Focusing on experimental moving-image approaches at a crucial moment in the emerging medium of augmented reality, this class will explore and interrogate each stage of production of AR works. Students in this production-based class will examine the techniques and opportunities of this new kind of moving image. During this class we'll study the construction of examples across a gamut from locative media, journalism, and gameplay-based works to museum installations. Students will complete a series of critical essays and sketches towards a final augmented reality project using a custom set of software tools developed in and for the class.

2018-2019 Autumn

28500/48500 History of International Cinema, Part I: Silent Era

(CMLT 22400 / 32400; ENGL 29300 / 48700; ARTH 28500 / 38500; MAPH 33600; ARTV 20002)
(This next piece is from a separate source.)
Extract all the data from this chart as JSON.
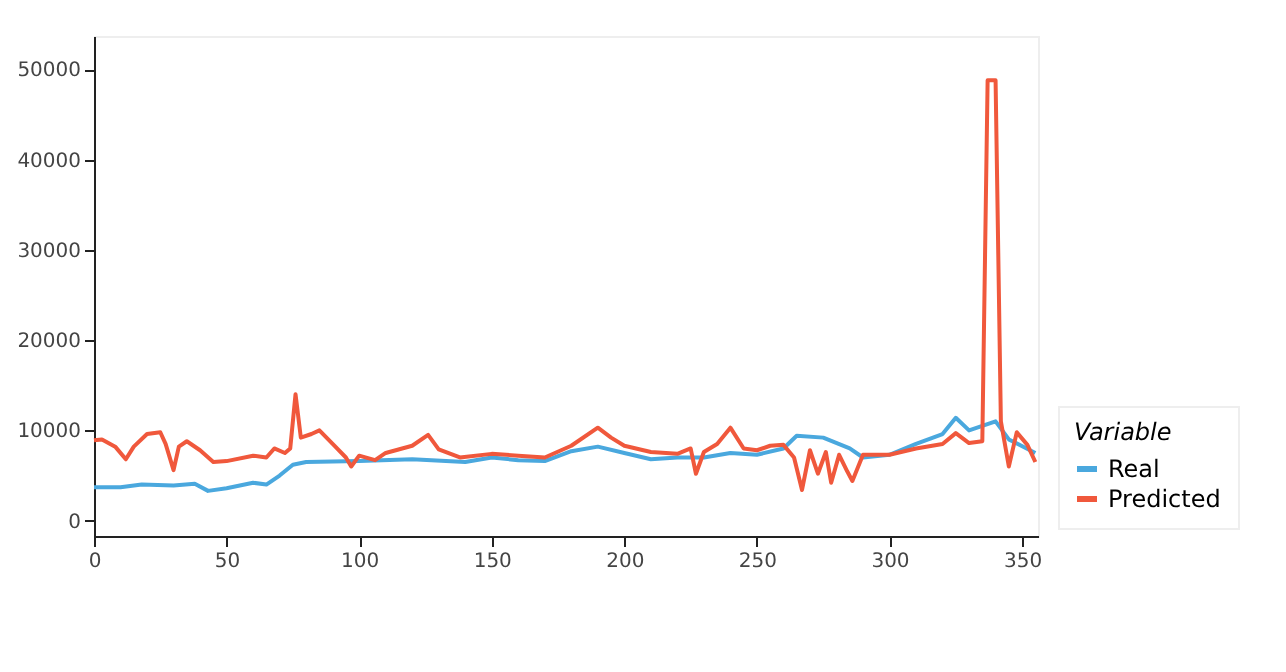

This course provides a survey of the history of cinema from its emergence in the mid-1890s to the transition to sound in the late 1920s. We will examine the cinema as a set of aesthetic, social, technological, national, cultural, and industrial practices as they were exercised and developed during this 30-year span. Especially important for our examination will be the exchange of film techniques, practices, and cultures in an international context. We will also pursue questions related to the historiography of the cinema, and examine early attempts to theorize and account for the cinema as an artistic and social phenomenon.

2018-2019 Autumn

29800 Senior Colloquium

This seminar is designed to provide fourth-year students with a sense of the variety of methods and approaches in the field (e.g., formal analysis, cultural history, industrial history, reception studies, psychoanalysis). Students present material related to their BA project, which is discussed in relation to the issues of the course.

2018-2019 Autumn

10100 Introduction to Film

(ARTH 20000,ARTV 20300,ENGL 10800)

This course introduces basic concepts of film analysis, which are discussed through examples from different national cinemas, genres, and directorial oeuvres. Along with questions of film technique and style, we consider the notion of the cinema as an institution that comprises an industrial system of production, social and aesthetic norms and codes, and particular modes of reception. Films discussed include works by Hitchcock, Porter, Griffith, Eisenstein, Lang, Renoir, Sternberg, and Welles.